The new work required meticulous combing of past literature data of strontium isotopes in island arc rocks. Although this data has existed for decades, no one had undertaken the task of compiling and analyzing it because the original strontium ratios in magmatic rocks are easily altered and often obscured. However, with careful assessment of existing datasets to select only the most reliable measurements, Bednarick was able to document a clear signal.

“The literature review and compilation that Amanda undertook was time and labor intensive,” says Bucholz. “However, it is only through these efforts that the highest-quality datasets emerge and we are able to say something consequential about the geologic past.”

“We understand the connections between seawater strontium and island arc volcanic rocks only in a general way, but the correlations found by carefully assessing the data are undeniable,” adds DePaolo.

Bednarick showed that the isotopic ratios of strontium in island basalts correlate well with those of seawater through the geologic past, which have varied due to changes in the amount of strontium put into the oceans from the continents (radiogenic) versus the mantle (unradiogenic). Most strikingly, a significant increase in strontium isotope ratios in island arcs coincides with a known shift in ocean chemistry during the late Neoproterozoic era, around 600 million years ago.
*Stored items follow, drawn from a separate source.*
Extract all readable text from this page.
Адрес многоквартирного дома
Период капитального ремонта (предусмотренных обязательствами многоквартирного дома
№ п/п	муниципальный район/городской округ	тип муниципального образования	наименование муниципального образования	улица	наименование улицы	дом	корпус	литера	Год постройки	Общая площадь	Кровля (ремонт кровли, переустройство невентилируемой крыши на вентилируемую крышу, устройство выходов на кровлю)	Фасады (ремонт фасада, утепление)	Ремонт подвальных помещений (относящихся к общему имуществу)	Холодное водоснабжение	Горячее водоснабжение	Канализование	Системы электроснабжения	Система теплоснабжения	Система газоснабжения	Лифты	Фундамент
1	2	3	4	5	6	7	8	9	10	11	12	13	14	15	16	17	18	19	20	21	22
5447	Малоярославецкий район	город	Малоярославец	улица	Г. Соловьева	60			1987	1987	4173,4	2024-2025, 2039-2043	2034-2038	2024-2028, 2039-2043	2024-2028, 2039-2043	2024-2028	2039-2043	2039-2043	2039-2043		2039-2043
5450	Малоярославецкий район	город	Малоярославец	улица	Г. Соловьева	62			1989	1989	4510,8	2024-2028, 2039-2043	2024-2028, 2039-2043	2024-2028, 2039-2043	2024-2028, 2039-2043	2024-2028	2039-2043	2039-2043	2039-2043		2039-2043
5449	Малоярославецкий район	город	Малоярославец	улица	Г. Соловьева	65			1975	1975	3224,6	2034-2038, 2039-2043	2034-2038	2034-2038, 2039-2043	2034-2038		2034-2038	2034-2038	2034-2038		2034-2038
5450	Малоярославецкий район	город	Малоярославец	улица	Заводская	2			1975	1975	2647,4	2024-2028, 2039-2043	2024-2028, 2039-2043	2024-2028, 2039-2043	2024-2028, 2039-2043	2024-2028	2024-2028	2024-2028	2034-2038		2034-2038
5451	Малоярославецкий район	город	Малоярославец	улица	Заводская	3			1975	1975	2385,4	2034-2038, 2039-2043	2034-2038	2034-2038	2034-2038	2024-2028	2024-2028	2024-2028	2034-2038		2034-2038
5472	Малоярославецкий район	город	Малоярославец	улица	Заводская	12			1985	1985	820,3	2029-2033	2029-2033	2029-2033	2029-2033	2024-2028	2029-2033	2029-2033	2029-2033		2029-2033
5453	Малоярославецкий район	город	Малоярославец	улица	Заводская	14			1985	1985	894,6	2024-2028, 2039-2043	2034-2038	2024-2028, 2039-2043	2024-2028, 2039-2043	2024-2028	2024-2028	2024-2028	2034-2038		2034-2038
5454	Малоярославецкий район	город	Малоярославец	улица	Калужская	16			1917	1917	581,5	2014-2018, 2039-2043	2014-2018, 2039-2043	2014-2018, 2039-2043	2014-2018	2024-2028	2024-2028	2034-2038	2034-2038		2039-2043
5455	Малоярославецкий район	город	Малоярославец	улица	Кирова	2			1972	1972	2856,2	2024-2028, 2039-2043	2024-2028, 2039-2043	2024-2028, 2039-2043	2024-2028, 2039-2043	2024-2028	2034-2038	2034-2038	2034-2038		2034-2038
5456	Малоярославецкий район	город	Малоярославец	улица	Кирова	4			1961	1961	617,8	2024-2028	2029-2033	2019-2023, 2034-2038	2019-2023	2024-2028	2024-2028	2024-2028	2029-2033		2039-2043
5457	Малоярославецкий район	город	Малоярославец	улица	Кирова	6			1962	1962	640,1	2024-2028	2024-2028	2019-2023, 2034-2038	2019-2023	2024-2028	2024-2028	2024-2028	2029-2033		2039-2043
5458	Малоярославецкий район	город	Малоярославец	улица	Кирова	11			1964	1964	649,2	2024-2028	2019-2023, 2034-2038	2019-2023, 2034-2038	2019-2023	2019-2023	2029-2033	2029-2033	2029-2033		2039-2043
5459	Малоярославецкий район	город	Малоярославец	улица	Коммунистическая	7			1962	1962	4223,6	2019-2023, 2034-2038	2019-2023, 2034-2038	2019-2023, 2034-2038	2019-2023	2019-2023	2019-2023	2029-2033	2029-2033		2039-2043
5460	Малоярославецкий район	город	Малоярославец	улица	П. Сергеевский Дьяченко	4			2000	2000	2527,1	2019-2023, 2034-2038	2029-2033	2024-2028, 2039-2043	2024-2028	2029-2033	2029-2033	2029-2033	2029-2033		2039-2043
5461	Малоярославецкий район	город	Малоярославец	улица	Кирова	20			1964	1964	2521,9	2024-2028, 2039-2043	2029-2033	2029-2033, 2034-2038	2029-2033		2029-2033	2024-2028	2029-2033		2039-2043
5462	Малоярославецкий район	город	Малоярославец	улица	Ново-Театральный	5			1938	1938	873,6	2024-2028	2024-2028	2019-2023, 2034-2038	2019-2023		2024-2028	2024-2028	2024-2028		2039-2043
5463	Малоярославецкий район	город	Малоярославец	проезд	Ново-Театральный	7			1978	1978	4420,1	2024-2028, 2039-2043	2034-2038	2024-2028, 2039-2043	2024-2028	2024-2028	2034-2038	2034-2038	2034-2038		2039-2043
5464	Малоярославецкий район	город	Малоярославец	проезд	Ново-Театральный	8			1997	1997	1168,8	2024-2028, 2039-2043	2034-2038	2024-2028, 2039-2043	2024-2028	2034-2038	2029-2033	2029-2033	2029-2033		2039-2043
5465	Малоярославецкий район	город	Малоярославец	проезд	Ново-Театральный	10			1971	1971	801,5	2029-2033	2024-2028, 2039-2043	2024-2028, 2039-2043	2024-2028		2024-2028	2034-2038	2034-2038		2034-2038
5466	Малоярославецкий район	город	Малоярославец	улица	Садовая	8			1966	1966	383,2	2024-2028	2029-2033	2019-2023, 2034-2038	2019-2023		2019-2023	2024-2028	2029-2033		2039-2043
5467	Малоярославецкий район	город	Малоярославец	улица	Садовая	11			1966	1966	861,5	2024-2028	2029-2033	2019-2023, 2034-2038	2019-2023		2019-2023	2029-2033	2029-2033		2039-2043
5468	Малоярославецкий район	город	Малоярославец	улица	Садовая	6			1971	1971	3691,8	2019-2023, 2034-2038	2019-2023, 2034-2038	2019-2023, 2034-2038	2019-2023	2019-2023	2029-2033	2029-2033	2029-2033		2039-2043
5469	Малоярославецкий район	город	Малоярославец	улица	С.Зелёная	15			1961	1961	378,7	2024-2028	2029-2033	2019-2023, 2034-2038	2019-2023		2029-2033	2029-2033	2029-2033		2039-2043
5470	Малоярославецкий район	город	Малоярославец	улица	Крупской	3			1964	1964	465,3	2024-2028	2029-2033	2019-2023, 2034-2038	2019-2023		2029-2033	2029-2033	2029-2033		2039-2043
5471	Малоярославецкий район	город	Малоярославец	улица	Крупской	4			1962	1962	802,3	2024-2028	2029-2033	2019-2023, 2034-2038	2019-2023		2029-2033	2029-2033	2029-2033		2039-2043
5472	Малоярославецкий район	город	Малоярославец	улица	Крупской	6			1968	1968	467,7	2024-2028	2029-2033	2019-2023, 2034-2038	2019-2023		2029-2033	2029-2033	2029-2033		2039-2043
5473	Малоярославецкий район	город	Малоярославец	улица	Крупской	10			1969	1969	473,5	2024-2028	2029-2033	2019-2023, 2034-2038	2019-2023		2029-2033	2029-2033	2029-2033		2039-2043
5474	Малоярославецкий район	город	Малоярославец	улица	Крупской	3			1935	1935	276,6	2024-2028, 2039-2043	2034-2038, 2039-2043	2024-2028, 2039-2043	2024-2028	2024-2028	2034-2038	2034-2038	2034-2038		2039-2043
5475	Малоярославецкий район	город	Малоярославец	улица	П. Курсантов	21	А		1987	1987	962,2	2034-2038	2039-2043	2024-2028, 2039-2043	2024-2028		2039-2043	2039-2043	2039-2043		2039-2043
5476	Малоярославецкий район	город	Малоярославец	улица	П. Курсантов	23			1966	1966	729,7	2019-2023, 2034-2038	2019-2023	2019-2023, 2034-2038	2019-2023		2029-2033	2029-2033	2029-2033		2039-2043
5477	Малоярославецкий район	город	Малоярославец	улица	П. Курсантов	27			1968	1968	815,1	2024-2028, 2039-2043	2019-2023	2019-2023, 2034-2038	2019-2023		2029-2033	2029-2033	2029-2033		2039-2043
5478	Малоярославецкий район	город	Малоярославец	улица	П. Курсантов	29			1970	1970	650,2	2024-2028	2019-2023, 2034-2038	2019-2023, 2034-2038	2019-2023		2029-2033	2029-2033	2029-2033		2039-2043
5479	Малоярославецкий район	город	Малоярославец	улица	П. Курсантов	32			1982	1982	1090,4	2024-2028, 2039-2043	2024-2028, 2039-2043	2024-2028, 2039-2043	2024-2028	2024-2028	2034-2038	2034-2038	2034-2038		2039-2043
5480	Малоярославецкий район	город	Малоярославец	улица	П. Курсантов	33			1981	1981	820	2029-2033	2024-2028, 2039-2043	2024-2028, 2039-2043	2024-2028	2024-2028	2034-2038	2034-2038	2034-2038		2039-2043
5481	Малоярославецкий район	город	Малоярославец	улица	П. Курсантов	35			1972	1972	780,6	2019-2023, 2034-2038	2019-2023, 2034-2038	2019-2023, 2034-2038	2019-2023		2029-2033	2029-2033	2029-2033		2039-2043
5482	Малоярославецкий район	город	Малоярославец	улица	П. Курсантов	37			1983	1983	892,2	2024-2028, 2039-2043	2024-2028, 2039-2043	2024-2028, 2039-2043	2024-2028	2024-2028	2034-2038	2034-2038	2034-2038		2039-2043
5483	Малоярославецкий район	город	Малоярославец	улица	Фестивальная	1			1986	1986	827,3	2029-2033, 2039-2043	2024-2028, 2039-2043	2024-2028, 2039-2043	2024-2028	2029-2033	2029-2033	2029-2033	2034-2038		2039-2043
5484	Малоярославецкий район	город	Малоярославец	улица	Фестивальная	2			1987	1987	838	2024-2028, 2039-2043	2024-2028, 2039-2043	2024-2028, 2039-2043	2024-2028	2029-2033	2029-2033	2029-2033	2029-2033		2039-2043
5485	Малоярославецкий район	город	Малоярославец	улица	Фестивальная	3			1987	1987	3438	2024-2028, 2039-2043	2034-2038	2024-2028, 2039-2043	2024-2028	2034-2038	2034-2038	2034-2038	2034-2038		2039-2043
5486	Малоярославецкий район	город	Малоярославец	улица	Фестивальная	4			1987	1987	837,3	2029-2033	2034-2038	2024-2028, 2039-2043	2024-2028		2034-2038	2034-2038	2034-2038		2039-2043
To understand this relationship, Bednarick and co-authors developed a model incorporating the known record of seawater chemistry and strontium input into island arc magmas. These models indicate that the strontium isotope ratios in island arc basalts can be explained solely by changes in seawater chemistry, which in turn reflects broader geologic and climatic shifts.

“This study highlights how changes at Earth’s surface, particularly in ocean chemistry, are recorded in the deep Earth through the volcanic rocks formed in subduction zones. It’s a great example of how interconnected Earth’s systems are, even over billions of years,” explains Bednarick.

Understanding the ancient geochemical processes that govern island arc formation is critical for reconstructing the history of Earth’s tectonics and oceans. The study suggests that the patterns observed today have deep roots and that the strontium isotope signatures of ancient island arcs can provide valuable clues about the planet’s long-term evolution.

Next, Bednarick aims to examine sequences of rock called ophiolites, which represent fragments of hydrothermally altered oceanic crust now preserved on continents, to further understand the chemistry of seawater from more than 1 billion years ago.